3 stars of the game: Lightning strike 3 times in the first to burn Caps

The first 20 minutes of Tuesday's game did not go well for Washington. The Tampa Bay Lightning scored three times in the opening frame and rode that lead all the way to the 4-2 win.

With the game heading towards a repeat of their blowout loss to Chicago, the Capitals rebounded in the second period to make a game of it as Lars Eller scored on a power play. Alex Ovechkin pulled Washington within one in the third period, but Nikita Kucherov slammed the door shut with a breakaway goal to extend the lead back to 2.

Here are the three stars of the game:

1. Brayden Point: Tampa Bay won this game in the first period when they took a 3-0 lead. Point scored two of those three goals. His first came at the 2:30 mark of the game. He retreated to the blue line on the power play believing Jay Beagle would clear the puck. When Beagle turned the puck over, he recognized it and immediately crashed the net, taking a Ryan Callahan pass in the slot and shooting it through the five-hole of Braden Holtby. On his second goal, Anton Stralman saw an opportunity on the Caps’ line change and passed the puck up to Point at the blue line.

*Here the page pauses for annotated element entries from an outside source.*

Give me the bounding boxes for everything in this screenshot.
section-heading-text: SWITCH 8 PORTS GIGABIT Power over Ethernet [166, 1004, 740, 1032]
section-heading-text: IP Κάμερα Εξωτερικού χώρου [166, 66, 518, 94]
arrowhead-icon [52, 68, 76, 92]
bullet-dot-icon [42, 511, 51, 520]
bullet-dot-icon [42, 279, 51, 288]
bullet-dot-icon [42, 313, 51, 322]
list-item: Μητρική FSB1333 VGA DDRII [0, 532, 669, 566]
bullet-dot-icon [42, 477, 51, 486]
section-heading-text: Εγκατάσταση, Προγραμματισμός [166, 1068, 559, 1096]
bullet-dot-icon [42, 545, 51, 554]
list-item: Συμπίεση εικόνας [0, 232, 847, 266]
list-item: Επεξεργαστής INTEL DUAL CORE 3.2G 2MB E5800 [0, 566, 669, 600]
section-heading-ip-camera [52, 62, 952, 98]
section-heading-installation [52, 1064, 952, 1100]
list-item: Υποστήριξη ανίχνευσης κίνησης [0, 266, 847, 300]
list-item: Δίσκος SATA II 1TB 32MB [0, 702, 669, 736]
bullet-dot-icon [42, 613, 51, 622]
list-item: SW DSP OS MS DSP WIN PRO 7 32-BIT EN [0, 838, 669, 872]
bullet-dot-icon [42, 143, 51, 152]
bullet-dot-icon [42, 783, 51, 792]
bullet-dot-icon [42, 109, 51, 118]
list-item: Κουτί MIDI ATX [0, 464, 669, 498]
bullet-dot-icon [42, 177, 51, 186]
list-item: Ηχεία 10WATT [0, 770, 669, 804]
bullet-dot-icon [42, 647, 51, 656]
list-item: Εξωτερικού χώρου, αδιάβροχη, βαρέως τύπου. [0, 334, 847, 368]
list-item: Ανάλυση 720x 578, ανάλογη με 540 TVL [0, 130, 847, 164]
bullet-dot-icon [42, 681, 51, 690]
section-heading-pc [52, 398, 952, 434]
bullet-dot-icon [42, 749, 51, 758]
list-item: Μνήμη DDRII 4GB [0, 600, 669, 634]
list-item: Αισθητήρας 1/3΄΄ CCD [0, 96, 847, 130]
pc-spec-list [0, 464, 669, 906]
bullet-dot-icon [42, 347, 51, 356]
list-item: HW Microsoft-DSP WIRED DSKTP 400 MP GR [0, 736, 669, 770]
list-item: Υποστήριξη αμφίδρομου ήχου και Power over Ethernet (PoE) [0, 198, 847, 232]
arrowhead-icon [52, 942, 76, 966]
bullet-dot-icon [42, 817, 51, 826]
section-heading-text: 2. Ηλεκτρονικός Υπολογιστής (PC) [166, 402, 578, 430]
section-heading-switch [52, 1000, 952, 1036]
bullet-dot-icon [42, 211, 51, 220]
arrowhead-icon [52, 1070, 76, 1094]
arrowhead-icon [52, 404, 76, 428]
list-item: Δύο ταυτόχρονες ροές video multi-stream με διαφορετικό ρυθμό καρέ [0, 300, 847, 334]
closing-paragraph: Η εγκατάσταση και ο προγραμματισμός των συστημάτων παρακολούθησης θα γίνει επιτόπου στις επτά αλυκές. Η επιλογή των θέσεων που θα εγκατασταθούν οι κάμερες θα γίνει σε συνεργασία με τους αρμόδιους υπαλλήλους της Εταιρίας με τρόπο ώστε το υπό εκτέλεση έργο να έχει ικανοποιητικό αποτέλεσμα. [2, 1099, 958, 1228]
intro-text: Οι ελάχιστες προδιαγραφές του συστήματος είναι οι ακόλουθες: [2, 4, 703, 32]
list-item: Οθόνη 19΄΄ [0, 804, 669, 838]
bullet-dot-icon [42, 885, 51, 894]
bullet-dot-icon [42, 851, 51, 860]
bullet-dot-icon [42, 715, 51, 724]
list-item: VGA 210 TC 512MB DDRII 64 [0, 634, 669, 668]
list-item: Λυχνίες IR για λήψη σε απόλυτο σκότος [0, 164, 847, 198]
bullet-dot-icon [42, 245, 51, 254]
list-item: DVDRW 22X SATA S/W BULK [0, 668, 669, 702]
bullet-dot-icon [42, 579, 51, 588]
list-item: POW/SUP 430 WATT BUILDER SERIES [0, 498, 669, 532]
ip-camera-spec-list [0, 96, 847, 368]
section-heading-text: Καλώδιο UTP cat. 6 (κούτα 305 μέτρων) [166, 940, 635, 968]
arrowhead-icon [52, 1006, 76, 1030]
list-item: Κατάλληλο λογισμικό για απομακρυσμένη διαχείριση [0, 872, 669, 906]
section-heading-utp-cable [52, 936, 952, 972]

Point turned on the jets to get behind the defense and went five-hole again on Holtby to make the score 3-0.

2. Alex Ovechkin: After the first period, Washington slowly took this game over for much of the remaining 40 minutes. Ovechkin was a big part of that as he totaled an incredible 19 shot attempts for the game. Nine of those shots were on goal and he found the back of the net in the third period for career goal No. 594.

3. Tom Wilson: Through the first period, the Caps looked well on their way to a repeat of the 7-1 debacle they suffered Saturday in Chicago. They had nothing going in this game until Wilson drew a trip from Vladislav Namestnikov in the second period. Eller would score on the resulting power play giving Washington some much-needed life. The Namestnikov penalty was the 29th drawn penalty of the season for Wilson, which moves him into a tie with Matthew Tkachuk for the most drawn penalties in the NHL.